Ketua Partai Persatuan Pembangunan (PPP) Romahurmuziy mencerca janji kampanye Prabowo, mengatakan tidak ada negara di dunia yang bisa bertahan tanpa membeli barang dari negara lain. Lebih lanjut ia mengatakan bahwa Indonesia perlu mengimpor barang untuk mendukung industrinya, sehingga negara itu juga bisa mengekspor barang.

“Pernyataan Prabowo dipertanyakan. Itu adalah kebohongan langsung kepada orang-orang, ”katanya. "Saya pikir kandidat harus menyampaikan janji-janji yang realistis, terukur dan dapat dibuktikan," tambahnya, seperti dikutip oleh kompas.com.

Juru bicara kampanye Prabowo, Dahnil Anzar Simanjuntak, lewat akun Twitternya @dahnilanzar membenarkan pernyataan kontroversial Prabowo. Dalam serangkaian tweet, Dahnil mengatakan Prabowo, jika terpilih, akan memastikan bahwa proses impor di negara itu akan bebas dari praktik penipuan, termasuk memanipulasi statistik untuk membenarkan impor.

"Manipulasi semacam itu menciptakan situasi kelangkaan buatan [untuk membenarkan impor] dengan mengorbankan petani lokal," kata Dahnil.

Dia menambahkan bahwa Prabowo berjanji akan mengindustrialkan pertanian lokal untuk mencapai ketahanan pangan dan memberdayakan petani lokal. Menanggapi pernyataan Prabowo, Kepala Badan Statistik Indonesia Suhariyanto mengatakan bahwa Indonesia tersebut harus bertujuan untuk keberlanjutan dan memprioritaskan bahan-bahan lokal atas bahan-bahan impor.

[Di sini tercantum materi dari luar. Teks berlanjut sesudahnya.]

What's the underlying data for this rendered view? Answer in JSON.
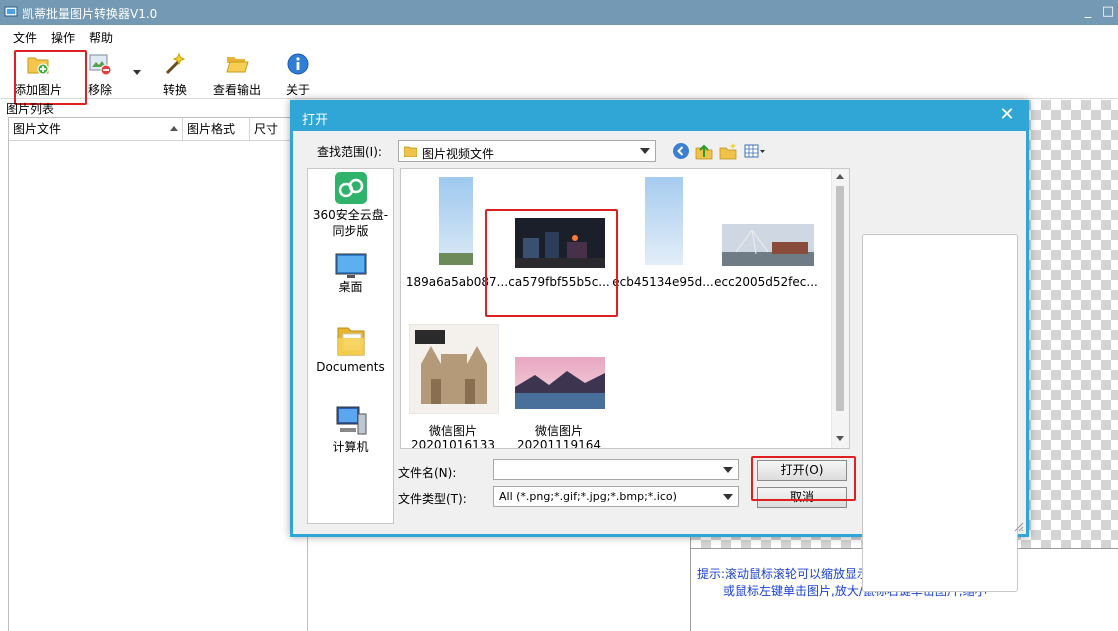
{
  "window": {
    "title": "凯蒂批量图片转换器V1.0",
    "minimize": "_",
    "maximize": "□"
  },
  "menu": [
    "文件",
    "操作",
    "帮助"
  ],
  "toolbar": {
    "add_label": "添加图片",
    "remove_label": "移除",
    "convert_label": "转换",
    "view_output_label": "查看输出",
    "about_label": "关于"
  },
  "list": {
    "title": "图片列表",
    "columns": [
      "图片文件",
      "图片格式",
      "尺寸"
    ]
  },
  "preview_hint": {
    "line1": "提示:滚动鼠标滚轮可以缩放显示图片",
    "line2": "或鼠标左键单击图片,放大/鼠标右键单击图片,缩小"
  },
  "dialog": {
    "title": "打开",
    "close": "✕",
    "look_in_label": "查找范围(I):",
    "look_in_value": "图片视频文件",
    "places": [
      {
        "label": "360安全云盘-同步版",
        "icon": "cloud-sync-icon"
      },
      {
        "label": "桌面",
        "icon": "desktop-icon"
      },
      {
        "label": "Documents",
        "icon": "documents-folder-icon"
      },
      {
        "label": "计算机",
        "icon": "computer-icon"
      }
    ],
    "files": [
      {
        "name": "189a6a5ab087..."
      },
      {
        "name": "ca579fbf55b5c..."
      },
      {
        "name": "ecb45134e95d..."
      },
      {
        "name": "ecc2005d52fec..."
      },
      {
        "name": "微信图片",
        "name2": "20201016133"
      },
      {
        "name": "微信图片",
        "name2": "20201119164"
      }
    ],
    "filename_label": "文件名(N):",
    "filename_value": "",
    "filetype_label": "文件类型(T):",
    "filetype_value": "All (*.png;*.gif;*.jpg;*.bmp;*.ico)",
    "open_button": "打开(O)",
    "cancel_button": "取消"
  },
  "colors": {
    "titlebar": "#7399b4",
    "dialog_frame": "#2fa6d6",
    "highlight": "#e02020",
    "hint_text": "#1a3fd4"
  }
}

“Negara sudah memiliki peraturan tentang material lokal. Kita harus meningkatkan pelaksanaan, ”katanya, seperti dikutip oleh kantor berita Antara.

Menurut Suhariyanto, Indonesia membukukan ekspor sebesar USD 46,99 miliar pada kuartal ketiga, naik 8,33 persen dari periode yang sama tahun lalu dan 7,84 persen lebih tinggi dari pada kuartal kedua. Namun, negara itu juga memesan impor lebih tinggi, sebesar USD 49,72 miliar pada kuartal ketiga, atau peningkatan 10,25 persen dari periode yang sama tahun lalu.

"Kami melihat defisit pada bulan Juli dan Agustus tetapi surplus pada bulan Agustus," kata Suhariyanto.